Um pedido feito pelo advogado Carlos Ely Eluf ao Superior Tribunal de Justiça (STJ) pode impedir que agentes da Polícia Federal (PF) algemem o ex-banqueiro Salvatore Cacciola, que está sendo extraditado hoje para o Brasil. O pedido foi feito junto a um de habeas-corpus protocolado pelo advogado na semana passada para que seu cliente responda o processo em liberdade.

Os pedidos serão analisados pelo presidente do STJ, ministro Humberto Gomes de Barros.

Em 2005, Cacciola foi condenado no Brasil a 13 anos de prisão pelo crime de desvio de dinheiro público e de gestão fraudulenta. Como tem cidadania italiana, ele passou a viver na Itália e não podia ser preso porque o país não deporta seus cidadãos.

Cacciola foi preso no Principado de Mônaco em setembro de 2007 por agentes da Interpol, depois que a 6ª Vara Federal Criminal do Rio de Janeiro expediu o mandado.

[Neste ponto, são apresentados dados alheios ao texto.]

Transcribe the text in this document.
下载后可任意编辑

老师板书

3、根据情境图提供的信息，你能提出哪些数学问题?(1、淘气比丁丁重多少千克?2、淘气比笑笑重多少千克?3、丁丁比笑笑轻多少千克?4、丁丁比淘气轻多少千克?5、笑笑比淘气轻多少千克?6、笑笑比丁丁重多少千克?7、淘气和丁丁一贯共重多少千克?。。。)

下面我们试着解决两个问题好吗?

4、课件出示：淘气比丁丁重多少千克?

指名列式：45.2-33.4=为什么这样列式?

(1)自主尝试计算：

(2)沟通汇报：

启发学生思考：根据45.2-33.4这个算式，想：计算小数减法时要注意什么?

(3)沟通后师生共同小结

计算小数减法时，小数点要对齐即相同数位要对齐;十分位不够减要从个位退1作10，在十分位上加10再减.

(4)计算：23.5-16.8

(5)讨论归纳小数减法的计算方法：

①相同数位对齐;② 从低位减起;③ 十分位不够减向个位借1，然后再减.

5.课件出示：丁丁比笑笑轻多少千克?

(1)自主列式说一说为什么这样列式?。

Posteriormente, o governo brasileiro pediu a extradição - deferida na semana passada pelo príncipe Albert II.

O ex-banqueiro deixou a prisão em Mônaco às 13h30 de hoje (8h30 em Brasília), rumo ao aeroporto local, escoltado por agentes da Polícia Federal. Cacciola estava preso em Mônaco desde 15 de setembro do ano passado.

Ele embarcou em um helicóptero, seguindo para o aeroporto de Nice, na França, onde embarcará em um vôo da Air France rumo a Paris. O embarque para o Brasil deve acontecer ainda hoje, às 22 horas (17 horas de Brasília) com chegada prevista ao Rio de Janeiro às 5 horas de amanhã.

A operação de extradição vinha sendo organizada havia 12 dias, quando o príncipe Albert 2º, soberano de Mônaco, homologou o parecer do Tribunal de Apelações do principado. A intenção inicial era promover a extradição do ex-foragido número 1 do Brasil na semana passada, mas trâmites burocráticos exigidos pelo governo da França comprometeram os planos.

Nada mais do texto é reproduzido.